Służby otrzymały zgłoszenie w tej sprawie około godziny 11. Jak podała policja, piesi zostali potrąceni na przejściu przez ulicę 1 Maja, tuż przy skrzyżowaniu ze Sławińskiego.
- Doszło do potrącenia matki z dwójką dzieci w wieku trzech i dziesięciu lat. Trzyletnie dziecko jest reanimowane. Wszyscy zostaną przetransportowani do szpitala - poinformowała Monika Helińska z Komendy Powiatowej Policji w Żyrardowie.
Policjantka sprecyzowała, że 74-letni mężczyzna, który fiatem potrącił rodzinę, był trzeźwy.
Przejście bez sygnalizacji
Na miejscu wypadku były dwa zastępy straży pożarnej, pogotowie ratunkowe i policja.
Przejście dla pieszych znajduje się około 50 metrów od siedziby Komendy Powiatowej Państwowej Straży Pożarnej w Żyrardowie. Jak przekazał jej oficer prasowy Piotr Grzelecki, strażacy jako pierwsi zjawili się na miejscu i przystąpili do udzielania pomocy poszkodowanym.
- Na przejściu nie ma sygnalizacji świetlnej.
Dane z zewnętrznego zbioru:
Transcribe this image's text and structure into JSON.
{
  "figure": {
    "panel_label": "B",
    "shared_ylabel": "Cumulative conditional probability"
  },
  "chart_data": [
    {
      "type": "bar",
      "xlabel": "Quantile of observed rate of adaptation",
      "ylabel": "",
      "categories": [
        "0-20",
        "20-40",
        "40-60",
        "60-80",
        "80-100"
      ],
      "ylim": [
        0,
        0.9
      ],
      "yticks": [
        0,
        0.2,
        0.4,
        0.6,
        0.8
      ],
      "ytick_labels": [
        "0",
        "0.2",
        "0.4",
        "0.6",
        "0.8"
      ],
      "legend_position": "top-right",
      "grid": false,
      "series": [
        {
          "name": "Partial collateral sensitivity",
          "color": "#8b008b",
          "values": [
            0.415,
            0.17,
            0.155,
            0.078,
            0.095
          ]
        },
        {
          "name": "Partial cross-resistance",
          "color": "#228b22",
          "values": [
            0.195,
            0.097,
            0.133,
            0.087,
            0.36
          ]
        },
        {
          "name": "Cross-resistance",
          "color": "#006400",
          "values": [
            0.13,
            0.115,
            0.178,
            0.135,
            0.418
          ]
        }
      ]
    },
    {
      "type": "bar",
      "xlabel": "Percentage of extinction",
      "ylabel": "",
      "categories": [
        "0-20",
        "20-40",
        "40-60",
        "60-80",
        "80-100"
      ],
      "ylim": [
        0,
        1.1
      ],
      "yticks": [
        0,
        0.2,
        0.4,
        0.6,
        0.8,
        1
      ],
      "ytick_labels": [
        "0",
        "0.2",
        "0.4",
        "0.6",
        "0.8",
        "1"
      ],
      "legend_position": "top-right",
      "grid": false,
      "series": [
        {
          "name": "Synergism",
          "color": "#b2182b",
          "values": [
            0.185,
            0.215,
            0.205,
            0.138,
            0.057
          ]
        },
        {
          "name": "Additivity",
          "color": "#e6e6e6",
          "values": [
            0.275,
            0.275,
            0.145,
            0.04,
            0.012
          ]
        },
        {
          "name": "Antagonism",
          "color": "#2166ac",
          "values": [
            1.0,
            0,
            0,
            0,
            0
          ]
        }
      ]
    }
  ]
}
Na jezdni leży zniszczona hulajnoga i prawdopodobnie dziecięcy rowerek - opisywał Tomasz Zieliński z tvnwarszawa.pl.
Jak dodał, na miejsce wypadku zadysponowane zostały dwa śmigłowce LPR. - Dzieci zostały nimi przetransportowane do szpitali w Warszawie. Ich matka została zabrana do szpitala przez karetkę - wyjaśnił.
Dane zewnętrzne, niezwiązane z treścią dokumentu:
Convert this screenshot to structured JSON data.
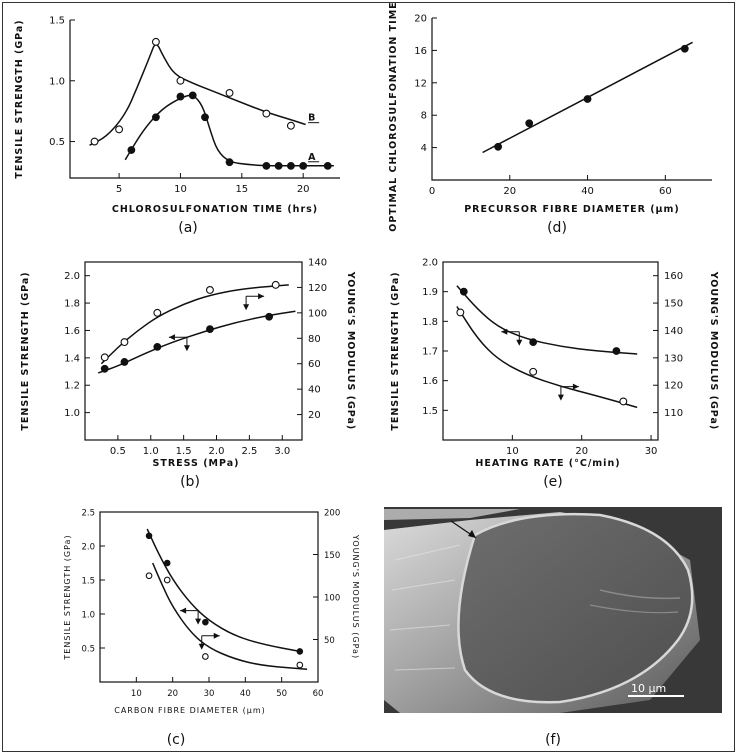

Jak przekazała później Helińska, trzyletni chłopiec i dziesięcioletnia dziewczynka są w ciężkim stanie.
W trakcie akcji służb ulica 1 Maja była zablokowana. Utrudnienia zakończyły się po godzinie 13. - Samochód osobowy został odwieziony na lawecie. Policjanci zakończyli już działania w miejscu zdarzenia. Kierowca fiata odjechał z nimi na komendę - zaznaczył nasz reporter.